Por Rodrigo Fonseca
Especial para o Correio da Manhã
Mineira na geografia e na essência, a Mostra de Tirantes abre as portas (e as telas) de sua 28ª edição nesta sexta-feira, com a projeção de "Girassol Vermelho", de Eder Santos e Thiago Villas Boas, mas foi buscar no coração de Mesquita (RJ) a atração para fechar seu circuito de sessões populares, na praça: "Kasa Branca". Sua estreia no Rio seria hoje, mas pulou para o dia 30, com a promessa de angariar fãs no prestigioso festival de MG, sempre atento a debates sobre as vivências periféricas.
Esse é um dos assuntos que norteiam o longa-metragem de estreia de Luciano Vidigal, coroado com o troféu Redentor de Melhor Direção da Première Brasil. Nunca se viu o bairro da Chatuba retratado com tamanho lirismo em qualquer tela como se vê nessa ode à amizade.

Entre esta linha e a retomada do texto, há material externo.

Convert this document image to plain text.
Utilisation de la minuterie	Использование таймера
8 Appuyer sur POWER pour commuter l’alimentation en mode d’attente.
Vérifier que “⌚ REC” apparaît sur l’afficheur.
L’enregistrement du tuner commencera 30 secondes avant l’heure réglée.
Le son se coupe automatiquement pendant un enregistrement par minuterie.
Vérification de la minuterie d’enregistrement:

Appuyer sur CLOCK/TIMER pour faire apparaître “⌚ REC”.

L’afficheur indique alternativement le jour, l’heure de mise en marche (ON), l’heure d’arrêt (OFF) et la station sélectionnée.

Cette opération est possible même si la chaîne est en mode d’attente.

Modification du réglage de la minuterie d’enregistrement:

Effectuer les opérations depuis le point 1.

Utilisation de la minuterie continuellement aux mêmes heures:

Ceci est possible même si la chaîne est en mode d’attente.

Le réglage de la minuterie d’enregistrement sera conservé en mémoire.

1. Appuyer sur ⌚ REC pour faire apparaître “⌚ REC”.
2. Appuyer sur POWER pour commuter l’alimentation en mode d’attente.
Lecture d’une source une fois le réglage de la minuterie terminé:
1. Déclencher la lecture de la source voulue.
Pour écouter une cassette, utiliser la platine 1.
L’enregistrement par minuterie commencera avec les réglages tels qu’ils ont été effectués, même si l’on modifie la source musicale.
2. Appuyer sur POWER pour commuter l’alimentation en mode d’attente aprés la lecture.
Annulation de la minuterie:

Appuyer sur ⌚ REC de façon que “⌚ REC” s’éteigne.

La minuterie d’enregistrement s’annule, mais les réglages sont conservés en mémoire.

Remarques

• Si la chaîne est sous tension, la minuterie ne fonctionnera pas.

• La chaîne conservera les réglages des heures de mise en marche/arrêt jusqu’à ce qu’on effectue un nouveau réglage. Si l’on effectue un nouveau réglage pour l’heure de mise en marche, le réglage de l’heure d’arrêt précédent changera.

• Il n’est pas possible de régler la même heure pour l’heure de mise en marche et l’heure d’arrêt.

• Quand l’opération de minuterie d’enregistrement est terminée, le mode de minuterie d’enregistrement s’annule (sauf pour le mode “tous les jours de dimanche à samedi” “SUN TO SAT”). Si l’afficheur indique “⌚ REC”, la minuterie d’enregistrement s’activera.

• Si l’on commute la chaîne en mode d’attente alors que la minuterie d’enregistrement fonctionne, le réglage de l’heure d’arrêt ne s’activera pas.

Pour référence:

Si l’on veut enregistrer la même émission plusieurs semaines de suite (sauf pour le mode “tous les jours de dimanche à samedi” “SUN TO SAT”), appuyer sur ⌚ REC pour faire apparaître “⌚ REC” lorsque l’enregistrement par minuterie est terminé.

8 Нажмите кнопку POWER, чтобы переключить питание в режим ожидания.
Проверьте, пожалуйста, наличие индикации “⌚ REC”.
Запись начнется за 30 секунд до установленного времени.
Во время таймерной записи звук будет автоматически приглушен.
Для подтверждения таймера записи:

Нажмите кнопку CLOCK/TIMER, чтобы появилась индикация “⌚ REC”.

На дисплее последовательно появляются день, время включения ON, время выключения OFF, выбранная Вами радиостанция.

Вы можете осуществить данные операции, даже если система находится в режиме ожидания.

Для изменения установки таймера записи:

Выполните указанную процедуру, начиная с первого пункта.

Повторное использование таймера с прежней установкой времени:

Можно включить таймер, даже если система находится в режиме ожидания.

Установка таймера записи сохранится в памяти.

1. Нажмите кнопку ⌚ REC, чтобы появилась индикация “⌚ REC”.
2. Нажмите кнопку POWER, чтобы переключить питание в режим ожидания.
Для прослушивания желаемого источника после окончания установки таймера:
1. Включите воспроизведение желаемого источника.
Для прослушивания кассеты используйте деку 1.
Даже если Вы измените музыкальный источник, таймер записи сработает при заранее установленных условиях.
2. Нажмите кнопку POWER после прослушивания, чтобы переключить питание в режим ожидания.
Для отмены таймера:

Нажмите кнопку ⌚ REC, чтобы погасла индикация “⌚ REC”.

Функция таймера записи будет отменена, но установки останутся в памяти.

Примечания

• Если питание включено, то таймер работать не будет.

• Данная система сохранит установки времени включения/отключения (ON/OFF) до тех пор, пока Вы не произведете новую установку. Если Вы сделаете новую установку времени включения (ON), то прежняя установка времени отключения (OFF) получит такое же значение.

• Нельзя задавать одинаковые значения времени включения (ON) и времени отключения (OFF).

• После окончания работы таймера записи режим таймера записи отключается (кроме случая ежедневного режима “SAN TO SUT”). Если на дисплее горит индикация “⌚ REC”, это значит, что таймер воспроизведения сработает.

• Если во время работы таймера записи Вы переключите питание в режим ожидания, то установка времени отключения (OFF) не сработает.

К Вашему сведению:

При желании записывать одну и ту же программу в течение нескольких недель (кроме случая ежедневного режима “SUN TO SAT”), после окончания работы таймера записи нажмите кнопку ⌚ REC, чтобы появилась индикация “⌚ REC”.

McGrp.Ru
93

"Eu sou cria do Vidigal e seria muito fácil filmar lá, mas senti que eu precisava, por meio dessa história, mostrar um Rio de Janeiro que as pessoas precisam conhecer também", diz Luciano ao Correio da Manhã. "Na nossa filmografia, de uma forma geral, não se tem muito a Baixada Fluminense como cenário, e fazer cinema também é um ato territorial. É uma forma de você mostrar o seu lugar para o mundo. Existe essa responsabilidade, de usar as lentes para poder revelar um local para o mundo".

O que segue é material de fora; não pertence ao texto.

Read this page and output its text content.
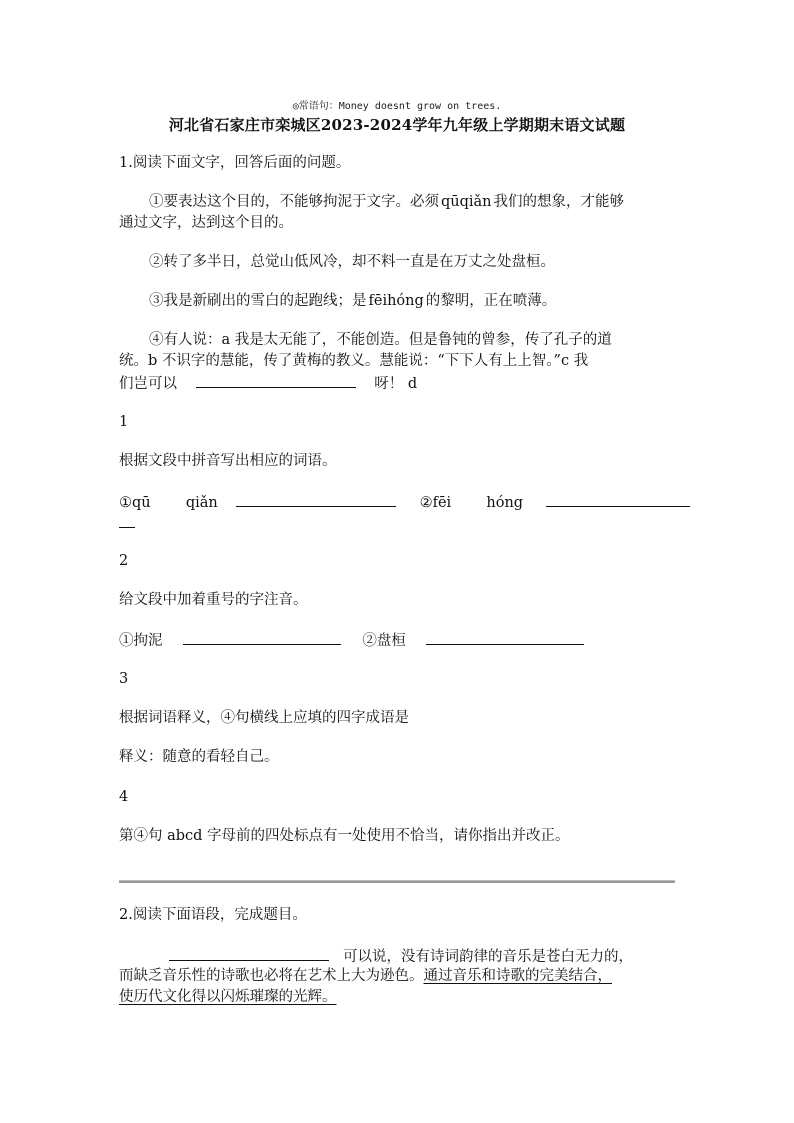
◎常语句：Money doesnt grow on trees.
河北省石家庄市栾城区2023-2024学年九年级上学期期末语文试题
1.阅读下面文字，回答后面的问题。
①要表达这个目的，不能够拘泥于文字。必须 qūqiǎn 我们的想象，才能够
通过文字，达到这个目的。
②转了多半日，总觉山低风冷，却不料一直是在万丈之处盘桓。
③我是新刷出的雪白的起跑线；是 fēihóng 的黎明，正在喷薄。
④有人说：a 我是太无能了，不能创造。但是鲁钝的曾参，传了孔子的道
统。b 不识字的慧能，传了黄梅的教义。慧能说：“下下人有上上智。”c 我
们岂可以	呀！ d
1
根据文段中拼音写出相应的词语。
①qū qiǎn	②fēi hóng
2
给文段中加着重号的字注音。
①拘泥	②盘桓
3
根据词语释义，④句横线上应填的四字成语是
释义：随意的看轻自己。
4
第④句 abcd 字母前的四处标点有一处使用不恰当，请你指出并改正。
2.阅读下面语段，完成题目。
可以说，没有诗词韵律的音乐是苍白无力的，
而缺乏音乐性的诗歌也必将在艺术上大为逊色。通过音乐和诗歌的完美结合，
使历代文化得以闪烁璀璨的光辉。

Cria do coletivo teatral carioca Nós do Morro, egresso do mesmo Vidigal celebrizado em seu sobrenome, Luciano já havia conquistado holofotes no passado ao dirigir os curtas "Lá do Alto" (2015) e "Neguinho e Kika" (2005). Rodou ainda um dos episódios de "5xFavela, Agora Por Nós Mesmos", lançado no Festival de Cannes, em 2010. Atuou em sucessos como "Tropa de Elite 2" (2010) e codirigiu o.doc "Cidade de Deus: 10 Anos Depois" (2013), com Cavi Borges. A parceria com esse judoca, produtor e diretor estendeu-se para o projeto "Kasa Branca", que saiu do Fest Aruanda, na Paraíba, com o Grande Prêmio do Júri. Na reta final de 2024, a produção passou pela Itália, no Festival de Turim, onde a luz do fotógrafo Arthur Sherman impressionou olhares europeus. Ele conquistou o Redentor por seu engenho fotográfico no Festival do Rio.
"O Cavi estava fazendo um trabalho com a Secretaria de Cultura de Mesquita, leu o roteiro e falou desse lugar. Eu fui à Chatuba de Mesquita, fiz uma daquelas famosas visitas de locação e me apaixonei. Eu acho que o afeto é genuíno ali. Essa identificação da favela para favela é muito rápida. Temos muitas semelhanças e uma delas é o afeto", diz Vidigal. "O povo brasileiro favelado já tem um afeto muito genuíno".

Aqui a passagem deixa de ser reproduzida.